Backlash

I’m seeing a lot of comments that This Is The Beginning. Referring of course to the leaked SCOTUS opinion to overturn Roe.

No, this is not the beginning. The beginning was the first time we allowed the so-called Pro-Life movement to derail state services to protest something that ought to be considered a basic right. It has grown from that seed. This is not the beginning, this is somewhere along just past the middle.

The mistakes—only in hindsight in some instances, but not all—began when we allowed the notion that one person’s idea of proper behavior merited their intrusion into another person’s life choices. We can air all that time and again and gain no traction because for the committed anti-choice advocate there seems to be no compromise. They come from a deep background that does not allow for a conception of sex as a matter of individual choice. Which is why we see so many of them not only on the front lines of the anti-abortion movement, but also advocates for limiting access to contraception, anti-LGBTQ rights, and among the loudest in opposition to Trans rights. We can try to psychoanalyze motives all we want, but clearly they have some belief that sex should only ever be conducted within the strict limits of a presumably biblical model, because evidently sex is not a right shared by humans but a reward for Good Behavior (gifted primarily if not exclusively to heterosexual men) and grounds for punishment if indulged by anyone outside those limits.
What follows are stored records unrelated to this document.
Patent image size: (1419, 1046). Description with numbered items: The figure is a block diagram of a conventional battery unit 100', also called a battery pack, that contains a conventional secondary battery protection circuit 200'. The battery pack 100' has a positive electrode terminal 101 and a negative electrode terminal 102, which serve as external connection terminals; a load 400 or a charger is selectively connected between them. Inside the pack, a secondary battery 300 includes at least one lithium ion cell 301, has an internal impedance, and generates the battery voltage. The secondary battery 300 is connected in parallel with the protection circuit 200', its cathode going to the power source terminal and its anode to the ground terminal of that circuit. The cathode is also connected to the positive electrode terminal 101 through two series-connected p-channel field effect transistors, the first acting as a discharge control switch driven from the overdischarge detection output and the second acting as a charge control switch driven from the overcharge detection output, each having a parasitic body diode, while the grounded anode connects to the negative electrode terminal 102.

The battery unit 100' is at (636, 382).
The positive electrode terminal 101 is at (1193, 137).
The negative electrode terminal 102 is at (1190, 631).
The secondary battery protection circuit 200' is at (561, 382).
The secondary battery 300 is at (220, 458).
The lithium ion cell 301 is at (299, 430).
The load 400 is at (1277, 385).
The emphasis on those limits tells us what is at stake politically. All the posturing and rhetorical sleight-of-hand aside, what this says to women as a group is:  how dare you have aspirations.

All personal aspirations—goals, dreams, ambitions, preferences—begin in a recognition of choice. And all choice—the “reward” of growing from child to adult—is grounded in the ability to say No.

When you say to a woman that she may not control her life based on her own aspirations, you are telling her she may not say No.

You are telling her that she has no choice.

And before you object that men are likewise bound, very simply we are not. In this particular part of life, we have one freedom women have for millennia been denied: we can walk away.

All the rest follows from that basic distinction.

Now, of course this limitation of choice is useful for any dominant group in relation to those not in that group. But it all comes down to that one thing—a denial of the freedom to have aspirations and act on them.

This has been pointed out and argued for five decades—longer—and yet those who would gleefully overturn Roe are unmoved. They know what they want and the longer we ignore the fact that what they want has nothing to do with the ostensible focus of their cause and try to litigate what is or is not “human” in the context of what happens within a uterus, the more we lose ground. It is an intractable argument in those terms because it is not based on fact, evidence, or logic, but on sentiment and resentment. The kind of sentiment, I might add, that rejects all other sentiment if it does not align with theirs.

A woman’s ability to determine her own reproductive destiny, regardless of circumstance, is fundamental to any concept of equality.

And as we have seen since the Phyllis Schlafly campaign to derail the ERA, that is the thing at the heart of the matter. One group saying to the other, you may not have aspirations. We want you to fill a subordinate role.

Equality begins with the freedom to say no. No, I will not surrender my autonomy to meet your expectations of who I should be.

And boys, if you don’t think this applies to you, too, I think you have a surprise coming.